Young agriculture professionals needed to fill bounty of jobs

newspaperThere is an abundance of job opportunities in the food and agriculture fields and a national shortage of young professionals to fill them.

That is the conclusion of a recent study sponsored by the stem (Science, Technology, Engineering and Math) Food & Ag Council.

The report on study findings includes a detailed analysis of workforce trends in six agriculture fields: agricultural business and management; agriculture mechanization and engineering; animal sciences; plant and soil science; food science and technology; and other life sciences. Findings indicate that between January and August nearly 34,000 people were hired each month. Twenty-five percent of workers in the highlighted fields are 55 or older, which means job opportunities will grow through workforce attrition.

The report analysis projects a 4.9 percent growth in employment opportunities in the next five years, adding 33,100 new jobs in advanced agriculture fields.

The report offers recommendations for guiding stem professionals to food and ag careers and advancing stem education and career development in relevant areas of agriculture. In essence, it states that there is a need to transfer knowledge from a retiring generation to their successors. And, unlike previous generations, some of those successors will have no previous connection to agriculture.

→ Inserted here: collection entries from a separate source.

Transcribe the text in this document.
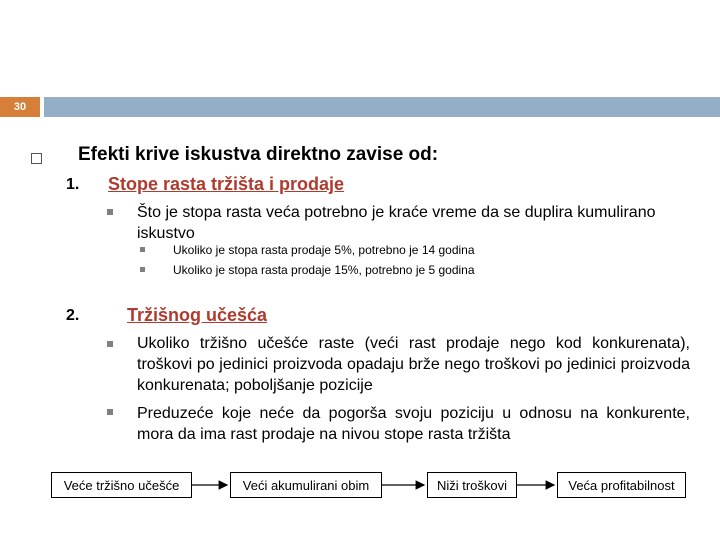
30
Efekti krive iskustva direktno zavise od:
1. Stope rasta tržišta i prodaje
Što je stopa rasta veća potrebno je kraće vreme da se duplira kumulirano iskustvo
Ukoliko je stopa rasta prodaje 5%, potrebno je 14 godina
Ukoliko je stopa rasta prodaje 15%, potrebno je 5 godina
2.	Tržišnog učešća
Ukoliko tržišno učešće raste (veći rast prodaje nego kod konkurenata), troškovi po jedinici proizvoda opadaju brže nego troškovi po jedinici proizvoda konkurenata; poboljšanje pozicije
Preduzeće koje neće da pogorša svoju poziciju u odnosu na konkurente, mora da ima rast prodaje na nivou stope rasta tržišta
Veće tržišno učešće	Veći akumulirani obim	Niži troškovi	Veća profitabilnost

“There is a huge field of ag professionals not getting their hands in the dirt,” said Spencer Neale, director of commodity marketing for Virginia Farm Bureau Federation. “The business of feeding the world is so complex, and there are many ag careers related to policy, the environment, sustainability and technology. The problem is the gap in the number of people to fill those jobs.”

Neale noted that U.S. land-grant universities are typically at the forefront of preparing ag graduates for the workforce. “Organizations like Farm Bureau Federation also have an important role to play in partnering with agencies and universities to meet these growing needs,” he said.

The report noted that the next generation of ag professionals is both tech-savvy and community-minded. “As agriculture becomes increasingly global and information-based, those attributes can surely make a difference,” Neale said.